The exciting campaign, of course, is that of Dante Comparetto. He’s received virtually all of labor’s endorsements, and has acted for the past 15 years as a strong advocate for the youth, teachers, and people of Worcester. He helped found both Stand up for Kids Worcester and the One City One Library program, which put librarians and libraries back into public schools, amongst other things.
Most inspiringly, though, Comparetto has used his campaign as a way to engage a group of about a dozen young people in learning real-world civics. While school committee races are generally done through a few mailers and some people holding signs outside, Dante invested money into building an internship program, bringing young people from across the city’s high schools to participate. This is also part of his platform – a more robust curriculum, including civics education.
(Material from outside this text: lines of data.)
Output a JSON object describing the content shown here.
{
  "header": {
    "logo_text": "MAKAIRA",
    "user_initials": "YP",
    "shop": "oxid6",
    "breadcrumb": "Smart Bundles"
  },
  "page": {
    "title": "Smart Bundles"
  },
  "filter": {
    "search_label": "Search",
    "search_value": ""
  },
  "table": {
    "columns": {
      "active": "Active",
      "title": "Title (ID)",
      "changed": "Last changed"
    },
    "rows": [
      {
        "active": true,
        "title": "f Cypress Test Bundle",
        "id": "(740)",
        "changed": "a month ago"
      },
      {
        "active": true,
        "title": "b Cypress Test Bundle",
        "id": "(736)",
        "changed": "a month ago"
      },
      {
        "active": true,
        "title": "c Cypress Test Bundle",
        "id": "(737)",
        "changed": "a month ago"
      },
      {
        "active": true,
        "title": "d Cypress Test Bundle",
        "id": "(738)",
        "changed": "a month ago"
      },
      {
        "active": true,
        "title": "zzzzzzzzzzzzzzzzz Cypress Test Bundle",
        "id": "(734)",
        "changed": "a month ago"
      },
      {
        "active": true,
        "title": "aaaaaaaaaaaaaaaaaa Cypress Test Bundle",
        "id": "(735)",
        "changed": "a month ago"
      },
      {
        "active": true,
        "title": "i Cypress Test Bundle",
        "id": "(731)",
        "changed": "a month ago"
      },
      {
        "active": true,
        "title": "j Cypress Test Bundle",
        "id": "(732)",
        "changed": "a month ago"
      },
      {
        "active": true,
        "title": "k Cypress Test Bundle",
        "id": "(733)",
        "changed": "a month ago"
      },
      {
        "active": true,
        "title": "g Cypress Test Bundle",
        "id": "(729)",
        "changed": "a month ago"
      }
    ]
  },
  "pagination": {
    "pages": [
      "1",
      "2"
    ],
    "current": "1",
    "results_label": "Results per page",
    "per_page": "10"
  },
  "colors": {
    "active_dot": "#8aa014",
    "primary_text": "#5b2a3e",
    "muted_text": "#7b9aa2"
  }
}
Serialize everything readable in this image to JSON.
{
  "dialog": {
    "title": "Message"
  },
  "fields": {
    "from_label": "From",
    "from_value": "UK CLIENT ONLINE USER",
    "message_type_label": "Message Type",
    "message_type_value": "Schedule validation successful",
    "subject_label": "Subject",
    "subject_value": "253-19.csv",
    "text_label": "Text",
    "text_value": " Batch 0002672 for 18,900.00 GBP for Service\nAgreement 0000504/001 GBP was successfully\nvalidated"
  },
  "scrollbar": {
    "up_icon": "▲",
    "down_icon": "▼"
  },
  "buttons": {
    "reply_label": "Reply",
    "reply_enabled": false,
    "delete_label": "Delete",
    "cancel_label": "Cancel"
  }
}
As I mentioned above, the core forces for progress in America are labor, racially and nationally oppressed peoples, the women’s movement – and youth. Comparetto’s dedication to empowering young people to fight for their own future makes his an easy endorsement.
Regardless of who wins the elections, the school committee will be composed entirely of white people, running a school system that is a super majority students of color. This should give everyone pause for concern, and it is of vital importance that, over the next two years, something is done to ensure that the school committee is moved to become more representative. This is no criticism of the people on there; rather, I’m pointing out the need for structural barriers in the way of full representation of communities of color to be removed. This requires conscious effort.
In these elections, we have chance to not only maintain, but strengthen the hand of the progressive coalition currently governing Worcester. If we can get or keep all of these candidates in office, and remove Gaffney, we wil have taken a huge step towards a better future.